Initialement prévu pour le 9 juillet prochain, le gouvernement a reporté ce mercredi le référendum constitutionnel à une date ultérieure. Malgré cela, la mobilisation sur le terrain se poursuit par les partisans du pour et du contre. Organisation de la société civile, le mouvement Trait d’union se fixe comme mission de divulguer le contenu de la nouvelle loi constitutionnelle aux populations. D’où cette conférence-débat animée par le Pr Abdoulaye Niang, directeur exécutif du Réseau « Djoko ni maya », Ben Cherif Diabaté, communicateur traditionnel et Mamadou Hamet Cissé, constitutionnaliste, administrateur civil.

Pour la coordinatrice du Mouvement Trait d’Union, Oumou Sall Seck, il y a beaucoup d’incompréhensions autour de la nouvelle constitution. «Beaucoup de choses n’ont pas été comprises, parce que tout simplement, il y a eu un déficit de communication. En tant qu’un mouvement qui milite pour l’unité du pays et la cohésion sociale, on s’est dit qu’il est important qu’on aille nous-mêmes vers l’information, s’informer et à notre tour d’initier ces genres d’espace pour que le maximum de Maliens puissent être informés », a-t-elle souligné.

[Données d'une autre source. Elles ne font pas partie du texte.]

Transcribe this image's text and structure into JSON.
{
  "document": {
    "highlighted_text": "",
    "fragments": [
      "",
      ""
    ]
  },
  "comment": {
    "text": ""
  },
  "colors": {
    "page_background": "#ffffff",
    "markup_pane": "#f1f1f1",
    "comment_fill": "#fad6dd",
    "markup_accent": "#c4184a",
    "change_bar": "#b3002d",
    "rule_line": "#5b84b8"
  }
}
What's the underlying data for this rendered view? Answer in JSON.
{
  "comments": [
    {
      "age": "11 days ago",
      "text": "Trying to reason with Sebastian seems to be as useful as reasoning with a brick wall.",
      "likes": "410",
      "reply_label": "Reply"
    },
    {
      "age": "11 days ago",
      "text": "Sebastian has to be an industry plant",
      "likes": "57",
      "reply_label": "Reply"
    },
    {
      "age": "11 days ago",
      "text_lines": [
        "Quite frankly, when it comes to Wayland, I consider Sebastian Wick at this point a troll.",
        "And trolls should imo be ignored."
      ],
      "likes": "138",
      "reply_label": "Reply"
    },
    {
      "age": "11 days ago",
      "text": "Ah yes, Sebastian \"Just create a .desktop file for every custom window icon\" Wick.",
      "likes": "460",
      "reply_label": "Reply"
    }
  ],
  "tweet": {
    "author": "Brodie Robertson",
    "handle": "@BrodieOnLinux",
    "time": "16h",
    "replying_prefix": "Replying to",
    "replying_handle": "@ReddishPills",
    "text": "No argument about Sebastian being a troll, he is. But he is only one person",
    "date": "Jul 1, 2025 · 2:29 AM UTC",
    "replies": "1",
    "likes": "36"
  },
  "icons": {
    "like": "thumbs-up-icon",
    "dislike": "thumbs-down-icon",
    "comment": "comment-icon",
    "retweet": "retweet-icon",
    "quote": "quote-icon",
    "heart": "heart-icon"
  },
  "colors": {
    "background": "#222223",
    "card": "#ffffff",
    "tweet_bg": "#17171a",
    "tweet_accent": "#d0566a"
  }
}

Elle a insisté que leur rôle n’est pas d’inviter les gens à voter pour ou contre ce référendum, mais de leur faire comprendre ce qui est dans la nouvelle constitution.

Conférenciers et participants sont tous du même avis pour la révision de la Constitution d’une part et pour une sortie de crise, d’autre part.

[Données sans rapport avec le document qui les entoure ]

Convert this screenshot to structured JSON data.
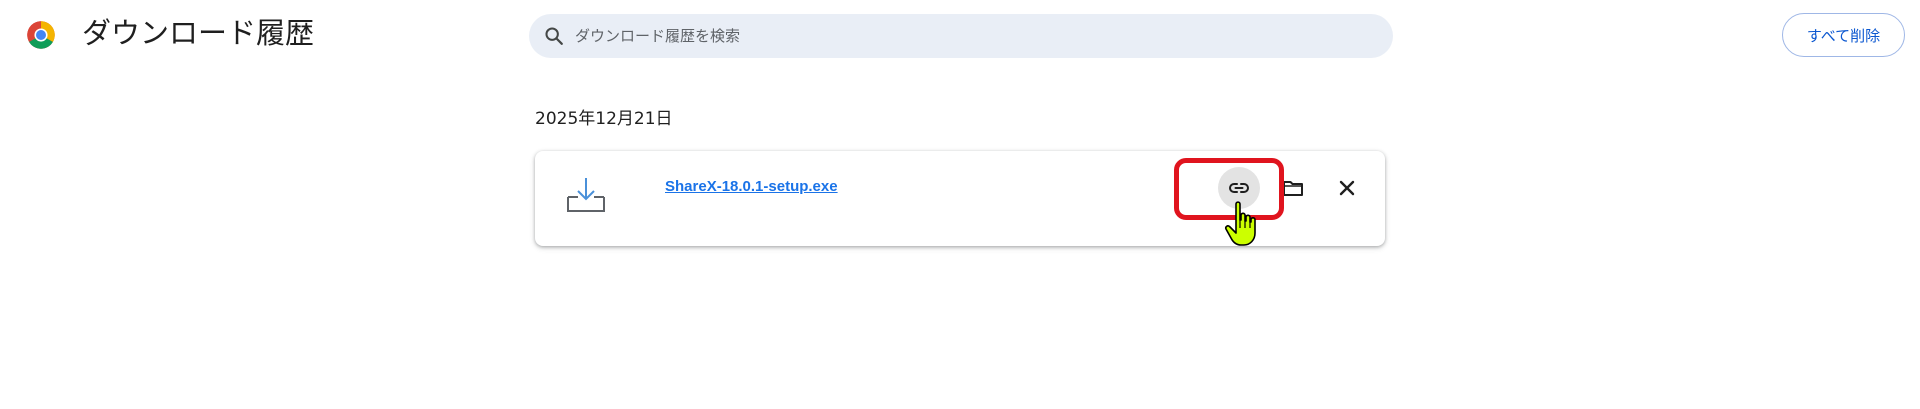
{
  "app": {
    "title": "ダウンロード履歴",
    "logo_icon": "chrome-logo-icon"
  },
  "search": {
    "icon": "search-icon",
    "placeholder": "ダウンロード履歴を検索",
    "value": ""
  },
  "toolbar": {
    "clear_all_label": "すべて削除"
  },
  "downloads": {
    "groups": [
      {
        "date": "2025年12月21日",
        "items": [
          {
            "icon": "download-file-icon",
            "filename": "ShareX-18.0.1-setup.exe",
            "actions": [
              {
                "name": "copy-link",
                "icon": "link-icon"
              },
              {
                "name": "show-in-folder",
                "icon": "folder-icon"
              },
              {
                "name": "remove",
                "icon": "close-icon"
              }
            ]
          }
        ]
      }
    ]
  },
  "overlay": {
    "highlight_color": "#e0141e",
    "cursor_icon": "hand-pointer-icon",
    "cursor_color": "#ccff00"
  },
  "colors": {
    "accent": "#0b57d0",
    "link": "#1a73e8",
    "search_bg": "#e9eef6"
  }
}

Selon le Pr. Abdoul Niang, l’accord pour la paix et la réconciliation est un accord international que le Mali doit mettre en œuvre pour sa stabilité. « Je n’ai pas soutenu l’accord en son temps, mais il est indispensable aujourd’hui qu’on travaille ensemble pour minimiser ses effets. Je ne vois rien dans la nouvelle constitution qui peut être source de la division du pays dans le futur. Elle donne le pouvoir aux collectivités de se développer d’elles-mêmes. Ça, c’est une bonne chose que nous devons encourager tous », a souligné Pr Niang. Il a proposé que le référendum se fasse avant la fin du mois de juillet en vue de sortir le Mali de l’impasse actuelle.

Constitutionnaliste, Mamadou Hamet Cissé, pense que la nouvelle loi constitutionnelle consolide les acquis de la Constitution du 25 février 1992 et corrige ses limites.

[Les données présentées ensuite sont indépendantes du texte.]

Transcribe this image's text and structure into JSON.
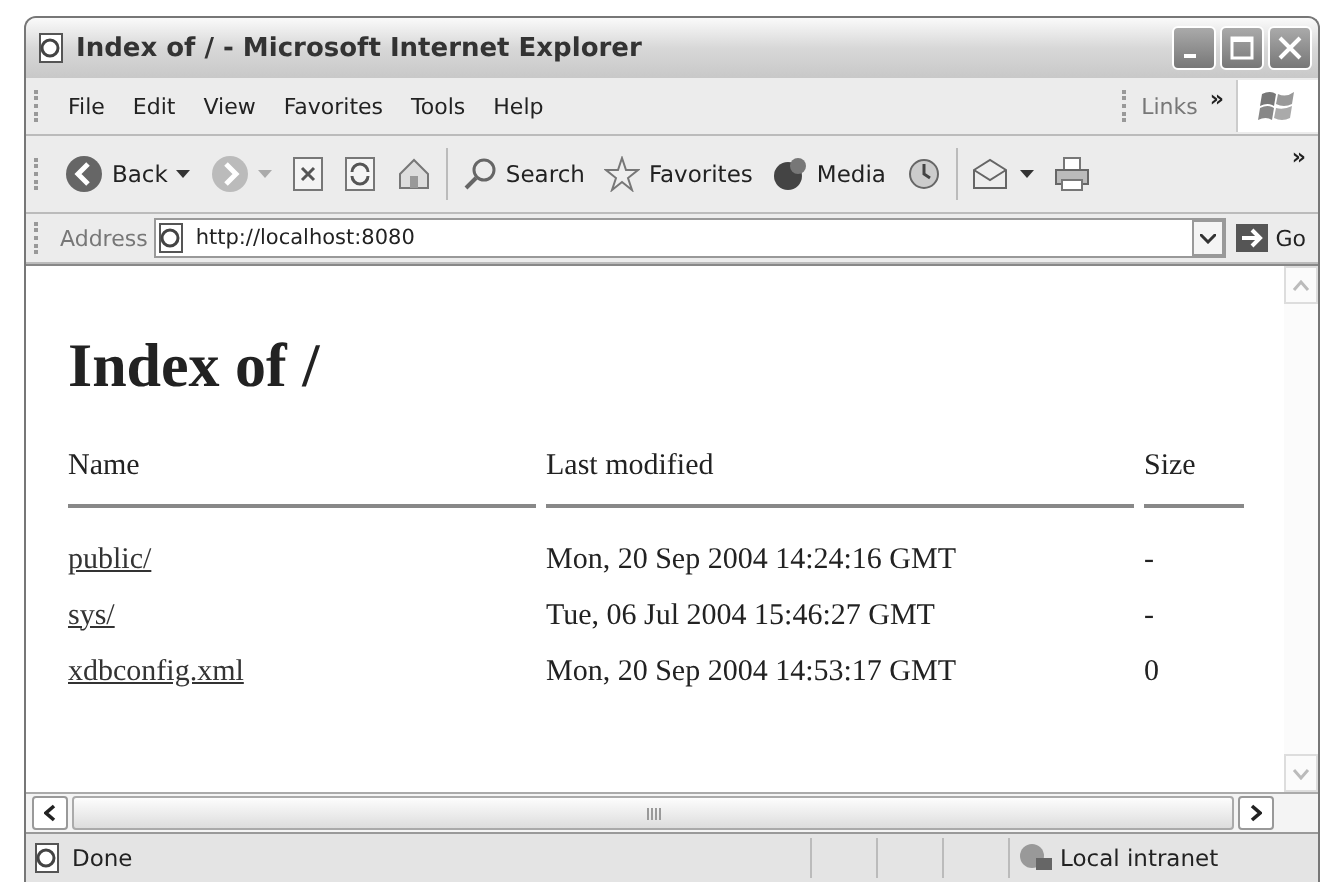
{
  "window": {
    "title": "Index of / - Microsoft Internet Explorer"
  },
  "menu": [
    "File",
    "Edit",
    "View",
    "Favorites",
    "Tools",
    "Help"
  ],
  "links": {
    "label": "Links",
    "more": "»"
  },
  "toolbar": [
    {
      "kind": "back",
      "label": "Back",
      "dropdown": true
    },
    {
      "kind": "forward",
      "dropdown": true
    },
    {
      "kind": "stop"
    },
    {
      "kind": "refresh"
    },
    {
      "kind": "home"
    },
    {
      "kind": "sep"
    },
    {
      "kind": "search",
      "label": "Search"
    },
    {
      "kind": "favorites",
      "label": "Favorites"
    },
    {
      "kind": "media",
      "label": "Media"
    },
    {
      "kind": "history"
    },
    {
      "kind": "sep"
    },
    {
      "kind": "mail",
      "dropdown": true
    },
    {
      "kind": "print"
    }
  ],
  "toolbar_more": "»",
  "address": {
    "label": "Address",
    "value": "http://localhost:8080",
    "go": "Go"
  },
  "page": {
    "heading": "Index of /",
    "columns": [
      "Name",
      "Last modified",
      "Size"
    ],
    "rows": [
      {
        "name": "public/",
        "modified": "Mon, 20 Sep 2004 14:24:16 GMT",
        "size": "-"
      },
      {
        "name": "sys/",
        "modified": "Tue, 06 Jul 2004 15:46:27 GMT",
        "size": "-"
      },
      {
        "name": "xdbconfig.xml",
        "modified": "Mon, 20 Sep 2004 14:53:17 GMT",
        "size": "0"
      }
    ]
  },
  "status_bar": {
    "text": "Done",
    "zone": "Local intranet"
  }
}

Quant à Ben Cherif Diabaté, il a déploré le manque de communication autour du processus de la révision constitutionnelle. Pour lui, les communicateurs traditionnels sont moins impliqués dans le processus alors qu’ils peuvent mieux informer et sensibiliser la population du sujet. Après le report, M. Diabaté a invité les autorités à faire en sorte que sa communauté puisse jouer pleinement son rôle pour la réussite du référendum.

Le Mouvement Trait d’Union entend multiplier ces genres de rencontre pour une meilleure vulgarisation du contenu de la nouvelle loi constitutionnelle. C’est dans ce cadre d’ailleurs, a annoncé Oumou Sall Seck, son Mouvement va organiser un débat entre le ministre des Droit de l’Homme et de la Réforme de l’Etat et le constitutionnaliste, Daba Diawara, le jeudi prochain.